Pfizer COVID-19 Vaccine Reaches 90 Percent Effectiveness in Early Analysis
Vaccine requires two doses, given three weeks apart
MONDAY, Nov. 9, 2020 (HealthDay News) -- A new vaccine developed by Pfizer and the German biotechnology firm BioNTech was more than 90 percent effective at protecting people from COVID-19, an interim analysis released Sunday shows.
The early look, from an independent data monitoring committee, gives a first glimpse of the real-world performance of one of four COVID-19 vaccines in the last stages of testing in the United States, The Washington Post reported. It is the strongest signal yet that a vaccine could help bring the pandemic to an end in record time.
In Pfizer's 44,000-person trial, there have so far been 94 cases of COVID-19 in people who were not previously infected. Fewer than nine of those cases were among people who received two shots of the vaccine. The data are not yet published or peer-reviewed, and the company news release could not be presented to outside experts under the terms of an embargo, The Post reported. Importantly, the monitoring committee noted no serious safety concerns. Kathrin Jansen, head of vaccine research and development at Pfizer, said the side effect profile of the vaccine includes pain at the injection site and fatigue, chills, and fever, which happened more frequently in younger volunteers than in adults older than 65 years.
Pfizer and BioNTech said they plan to submit an application for emergency authorization use from the U.S. Food and Drug Administration after the third week of November, when they will have two months of safety follow-up data on half of the participants in their trial, along with data on their manufacturing process.
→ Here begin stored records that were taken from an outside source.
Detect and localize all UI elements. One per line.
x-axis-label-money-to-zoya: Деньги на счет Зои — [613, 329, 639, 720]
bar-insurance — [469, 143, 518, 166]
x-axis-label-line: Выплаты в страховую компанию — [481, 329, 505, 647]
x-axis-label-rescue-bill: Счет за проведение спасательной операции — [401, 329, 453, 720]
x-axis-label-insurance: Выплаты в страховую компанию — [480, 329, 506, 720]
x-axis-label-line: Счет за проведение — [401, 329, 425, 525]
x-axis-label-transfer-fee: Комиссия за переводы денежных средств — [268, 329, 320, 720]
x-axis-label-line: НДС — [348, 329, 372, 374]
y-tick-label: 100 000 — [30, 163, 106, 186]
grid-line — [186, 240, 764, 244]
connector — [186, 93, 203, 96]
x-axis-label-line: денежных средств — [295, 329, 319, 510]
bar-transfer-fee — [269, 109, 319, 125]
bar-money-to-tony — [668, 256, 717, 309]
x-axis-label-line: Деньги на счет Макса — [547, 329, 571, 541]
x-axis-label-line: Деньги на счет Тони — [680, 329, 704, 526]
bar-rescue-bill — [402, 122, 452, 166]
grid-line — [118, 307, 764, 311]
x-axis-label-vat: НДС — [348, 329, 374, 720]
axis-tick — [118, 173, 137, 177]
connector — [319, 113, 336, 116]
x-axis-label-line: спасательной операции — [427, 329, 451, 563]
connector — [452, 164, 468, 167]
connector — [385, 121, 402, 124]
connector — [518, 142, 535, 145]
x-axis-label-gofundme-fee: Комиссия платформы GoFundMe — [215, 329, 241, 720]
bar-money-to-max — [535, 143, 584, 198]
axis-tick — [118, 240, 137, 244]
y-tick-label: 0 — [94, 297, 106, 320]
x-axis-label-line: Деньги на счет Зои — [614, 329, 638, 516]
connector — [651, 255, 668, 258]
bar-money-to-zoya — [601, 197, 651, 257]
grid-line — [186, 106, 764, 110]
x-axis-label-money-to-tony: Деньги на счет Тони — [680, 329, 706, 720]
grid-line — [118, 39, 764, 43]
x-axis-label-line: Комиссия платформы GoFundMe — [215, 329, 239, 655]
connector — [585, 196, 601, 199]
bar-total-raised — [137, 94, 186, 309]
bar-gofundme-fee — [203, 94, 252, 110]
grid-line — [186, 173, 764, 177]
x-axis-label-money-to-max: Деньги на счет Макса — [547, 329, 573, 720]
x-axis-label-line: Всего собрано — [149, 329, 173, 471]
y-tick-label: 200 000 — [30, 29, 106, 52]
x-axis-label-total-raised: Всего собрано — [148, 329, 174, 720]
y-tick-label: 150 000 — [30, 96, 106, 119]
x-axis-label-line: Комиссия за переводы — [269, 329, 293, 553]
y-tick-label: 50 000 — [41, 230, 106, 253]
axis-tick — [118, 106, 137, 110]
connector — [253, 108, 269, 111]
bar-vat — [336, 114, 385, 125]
The trial will continue until it reaches its end point of 164 cases of COVID-19, a benchmark that Jansen said could take a few weeks to reach. Federal regulators had set a far lower bar for the minimum performance of a vaccine, mandating that it be at least 50 percent effective, The Post reported.
The vaccine requires two doses, given three weeks apart. Pfizer and BioNTech hope to have 50 million doses ready by the end of the year and 1.3 billion doses available in 2021. The vaccine uses a technology never before used: Each injection contains lipid nanoparticles that surround messenger RNA, The Post reported. The genetic material carries the blueprint for the distinctive spiky protein that protrudes from the virus's surface. After being injected, the fat capsule delivers its payload to the body's cells, and the messenger RNA effectively teaches the immune system how to recognize and block the coronavirus.